Why it matters: House Democrats used their majority to ensure the roots, violence and consequences of Jan. 6 received maximum attention through carefully choreographed prime-time hearings.

  • When Republicans won power in the midterms, they earned the right to set the agenda and divert attention away from what polls have shown is a serious political vulnerability.
  • Instead — due in large part to the empowerment of the far-right — Republicans have helped ensure wall-to-wall coverage of the 2021 Capitol attack is again blanketing cable news.

Driving the news: One day after Fox News host Tucker Carlson's presentation of unreleased Jan. 6 footage drew bipartisan outrage, the House Administration's subcommittee on oversight launched a new investigation into the work of the Jan. 6 committee.

  • News also broke Wednesday that Rep. Marjorie Taylor Greene (R-Ga.) will be leading colleagues in a visit to Jan. 6 riot defendants in the D.C. jail, where she has claimed the conditions amount to "civil rights abuses."
  • "There are some members of Congress that are planning a visit to the jail, and we're working with them on writing a letter requesting a day to go and take a tour," Oversight Committee Chair James Comer (R-Ky.) told Axios.

Behind the scenes: "It is a distraction," one House Republican told Axios, saying there is a "high level of frustration with rank-and-file members" about the focus on relitigating Jan. 6.

  • "I think the Republican base loves to hear about Jan. 6, but this is not a winning issue with swing voters," they added.

What they're saying: "For it to be released to a very specific conservative entertainer with a large conservative audience," Sen. Kevin Cramer (R-N.D.) told Axios, "it sort of just relitigates something that should be further in our rearview mirror rather than at the forefront."

  • "I'm ready to move on," Cramer said, "And, frankly, I wish they all would move on. You guys [in the press] can't even move on when they put the video on Tucker Carlson."
  • "It's in the past. We should be talking about the future. It's a mystery to me as to why people want to continue to obsess about that," said Senate Minority Whip John Thune (R-S.D.).

Zoom in: Even as they stood by McCarthy's decision and said they support releasing the tapes, some House Republicans hinted that they are less than satisfied with the idea of having to grapple with the Jan. 6 discourse once again.

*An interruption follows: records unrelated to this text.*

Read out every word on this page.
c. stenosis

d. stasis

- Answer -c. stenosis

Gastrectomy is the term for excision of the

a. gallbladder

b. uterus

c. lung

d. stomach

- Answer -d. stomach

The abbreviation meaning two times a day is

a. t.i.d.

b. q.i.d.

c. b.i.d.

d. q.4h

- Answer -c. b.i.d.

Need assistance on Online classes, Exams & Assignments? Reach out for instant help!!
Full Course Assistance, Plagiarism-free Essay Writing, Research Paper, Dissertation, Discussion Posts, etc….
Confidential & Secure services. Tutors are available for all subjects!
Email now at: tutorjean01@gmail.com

  • "What I like is sharing the tapes out," Rep. Blake Moore (R-Utah) told Axios. "I don't like all this playing out in the press though. I don't trust our cable news networks anymore. I don't trust MSNBC. I don't trust that even Tucker Carlson would be objective on this."
  • "I just say, let it exist, go from there. We need to move on though. We need to move on," Moore said.
  • Rep. Don Bacon (R-Neb.) said he has outstanding questions about Capitol security failures but suggested it shouldn’t be the focus of the GOP’s investigative agenda: “We’ve had investigations on Jan. 6 for two years now. … We keep going back to it. I think we can move on.”
  • Rep. Kelly Armstrong (R-N.D.), a member of the GOP's erstwhile Jan. 6 shadow committee, said he is open to talking about related issues like pretrial release, conditions in federal prisons and Capitol security — but Jan. 6 "shouldn't be the No. 1 focus."

What's next: The new investigation of the Jan. 6 committee is part of a broader House Administration probe into security failures and post-Jan. 6 reforms, according to two senior GOP aides.

  • The probe, led by Rep. Barry Loudermilk (R-Ga.) — who was himself a target of the select committee — involves examining the 2 million select committee documents that House Administration now has custody of. The probe was first reported by CNN.